Eva menghela nafas, "Oke, aku gabakal bilang gitu lagi. Tapi, tentang foto itu ..."

Ferid tidak menanggapi, hanya menangkat satu alisnya penasaran.

"Ehm, jangan di laporin ya. Aku bakal ngelakuin apa aja, apapun. Tapi jangan aneh-aneh loh!" Biarpun dia mengatakan itu, tapi tetap saja kalau permintaannya aneh. Maka lebih baik dia dihukum sekalian.

Ferid terkekeh memyeramkan, "Oke, aku terima. Kalo soal permintaan ya ... Aku minta kamu kencan sama aku sama jadi pacar ku. Bisa kan?"
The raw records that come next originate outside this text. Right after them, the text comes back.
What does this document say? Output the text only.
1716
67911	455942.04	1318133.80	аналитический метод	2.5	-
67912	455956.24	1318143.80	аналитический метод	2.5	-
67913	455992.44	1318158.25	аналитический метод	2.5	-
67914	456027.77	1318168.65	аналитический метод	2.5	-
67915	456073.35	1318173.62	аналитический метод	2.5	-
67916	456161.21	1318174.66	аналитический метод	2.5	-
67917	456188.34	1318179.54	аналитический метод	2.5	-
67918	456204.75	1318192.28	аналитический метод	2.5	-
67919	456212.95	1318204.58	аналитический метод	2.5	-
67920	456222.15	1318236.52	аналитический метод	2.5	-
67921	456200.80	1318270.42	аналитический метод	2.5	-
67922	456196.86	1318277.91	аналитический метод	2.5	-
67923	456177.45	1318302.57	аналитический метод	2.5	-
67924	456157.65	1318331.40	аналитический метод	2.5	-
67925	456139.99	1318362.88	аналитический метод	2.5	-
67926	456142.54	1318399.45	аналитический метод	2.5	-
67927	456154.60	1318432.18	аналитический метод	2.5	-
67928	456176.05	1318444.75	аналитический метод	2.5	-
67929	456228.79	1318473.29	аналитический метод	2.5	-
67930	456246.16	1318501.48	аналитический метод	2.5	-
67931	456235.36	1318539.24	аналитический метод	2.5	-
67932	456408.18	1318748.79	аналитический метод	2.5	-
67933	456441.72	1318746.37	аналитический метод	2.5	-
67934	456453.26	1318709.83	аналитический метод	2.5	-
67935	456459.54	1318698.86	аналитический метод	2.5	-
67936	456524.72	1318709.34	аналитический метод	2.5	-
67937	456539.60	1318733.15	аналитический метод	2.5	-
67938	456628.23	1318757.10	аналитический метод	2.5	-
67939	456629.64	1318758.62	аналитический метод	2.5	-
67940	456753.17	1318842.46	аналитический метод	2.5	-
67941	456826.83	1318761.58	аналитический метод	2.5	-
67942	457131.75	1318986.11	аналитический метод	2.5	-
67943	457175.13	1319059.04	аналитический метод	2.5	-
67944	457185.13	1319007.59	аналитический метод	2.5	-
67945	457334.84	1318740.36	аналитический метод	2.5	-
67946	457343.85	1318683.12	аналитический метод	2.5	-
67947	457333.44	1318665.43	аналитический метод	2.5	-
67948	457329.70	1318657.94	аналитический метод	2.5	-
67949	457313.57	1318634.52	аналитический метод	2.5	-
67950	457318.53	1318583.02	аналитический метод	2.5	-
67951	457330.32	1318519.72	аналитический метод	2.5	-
Tidak ada jalan lain lagi, lebih baik kencan dan pacaran dengan orang semenyebalkan Ferid dari pada dipanggang berhari-hari oleh Urd dibawah sinar matahari yang menyengat.

Eva putus asa, lalu mengangguk singkat dengan lesu. "Oke."

Dan setelahnya, senyum cerah langsung terbit diwajah Ferid. Kemenangan mutlak berada ditangan.

Ia menghembuskan nafas pelan dan membatin dalam diam, 'Sebenarnya aku ga mau kayak gini. Tapi satu satunya cara buat memaksa dekat sama kamu. Aku tau, bahkan, kamu tadi sempat nekad hendak kabur.' Insting Ferid memang patut diacungi dua jempol. Ia sadar, saat pertengkaran itu. Eva sudah muak dengan Ferid dan berniat lari.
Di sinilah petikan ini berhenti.